Religion / Christian Theology / Ethics

This book, an exploration in theological ethics, is motivated by two central questions. First: How can we think and speak with integrity about God as One who is active in human affairs and the world? How can God make a difference in our world and in our lives? Second, and no less important: What is the character of God's activity in the world, and how are we to relate and respond to this activity? How does God make a difference in our world and our lives, and what are some of the implications for our own actions?
As the book's title indicates, Bangert claims that a proper engagement in theological ethics requires both consenting to God and consenting to nature. This means both consenting to the reality that is God, the One with whom we ultimately have to do, and the acceptance of the natural or physical world as hugely determinative of the limits and possibilities of human life and all existence. He argues that this calls for a theocentric, naturalistic, theological ethics.

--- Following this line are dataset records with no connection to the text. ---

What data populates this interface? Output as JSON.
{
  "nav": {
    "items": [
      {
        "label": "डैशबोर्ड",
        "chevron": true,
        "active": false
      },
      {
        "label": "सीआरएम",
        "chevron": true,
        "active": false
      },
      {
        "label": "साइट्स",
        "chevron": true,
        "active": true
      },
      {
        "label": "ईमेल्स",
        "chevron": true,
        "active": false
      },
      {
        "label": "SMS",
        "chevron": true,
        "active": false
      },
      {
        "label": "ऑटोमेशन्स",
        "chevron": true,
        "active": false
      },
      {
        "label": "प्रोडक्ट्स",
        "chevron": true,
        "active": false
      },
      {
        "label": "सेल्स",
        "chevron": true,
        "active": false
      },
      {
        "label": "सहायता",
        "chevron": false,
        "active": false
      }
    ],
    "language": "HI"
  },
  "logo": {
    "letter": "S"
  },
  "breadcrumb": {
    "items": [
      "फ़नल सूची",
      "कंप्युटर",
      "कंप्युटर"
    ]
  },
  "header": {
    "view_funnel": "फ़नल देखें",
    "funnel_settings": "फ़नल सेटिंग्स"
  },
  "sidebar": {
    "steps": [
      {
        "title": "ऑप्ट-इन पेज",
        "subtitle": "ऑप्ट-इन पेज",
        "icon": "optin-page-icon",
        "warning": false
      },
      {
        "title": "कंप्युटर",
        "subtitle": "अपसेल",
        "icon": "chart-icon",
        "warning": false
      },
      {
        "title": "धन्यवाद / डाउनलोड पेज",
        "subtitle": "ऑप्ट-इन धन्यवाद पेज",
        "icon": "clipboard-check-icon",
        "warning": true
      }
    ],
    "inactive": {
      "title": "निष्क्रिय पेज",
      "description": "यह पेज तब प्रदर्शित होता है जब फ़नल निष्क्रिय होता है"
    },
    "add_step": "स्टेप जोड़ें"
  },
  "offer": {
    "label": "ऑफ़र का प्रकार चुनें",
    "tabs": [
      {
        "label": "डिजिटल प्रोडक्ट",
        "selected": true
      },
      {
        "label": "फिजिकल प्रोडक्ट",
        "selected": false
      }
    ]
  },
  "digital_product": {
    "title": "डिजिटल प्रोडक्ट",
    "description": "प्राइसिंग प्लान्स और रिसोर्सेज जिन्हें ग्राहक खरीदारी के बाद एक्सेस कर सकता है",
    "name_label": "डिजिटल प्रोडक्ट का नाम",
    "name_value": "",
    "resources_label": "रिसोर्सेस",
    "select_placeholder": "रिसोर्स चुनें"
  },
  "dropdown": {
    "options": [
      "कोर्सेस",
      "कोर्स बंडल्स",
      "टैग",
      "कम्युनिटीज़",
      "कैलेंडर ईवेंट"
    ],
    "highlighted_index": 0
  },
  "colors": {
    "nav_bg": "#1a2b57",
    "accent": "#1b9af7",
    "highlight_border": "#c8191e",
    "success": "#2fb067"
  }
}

Bangert shows how the work of three major contemporary Protestant thinkers, James M. Gustafson, Sallie McFague, and David Ray Griffin, may be fruitfully appropriated for the articulation of just such an ethics, one that is responsive to the Christian tradition while also sharing the modern commitment's appeal to human experience and reason. Each of these three thinkers eschews a priori appeal to the authority of religious tradition, as each takes seriously scientific knowledge of our world. Each accents ways in which current scientific understandings inform, and in some cases are informed by, contemporary appropriations of the language and thought of Christian tradition. Each is also concerned to relate his or her approach to human valuing, life, and action. A critical appraisal of their work shows that none provides a sufficient basis for an intellectually and religiously adequate theological ethics, but that each contributes elements necessary to the articulation of such an ethics within the Protestant Christian tradition as it confronts the religious and intellectual challenges of today's world.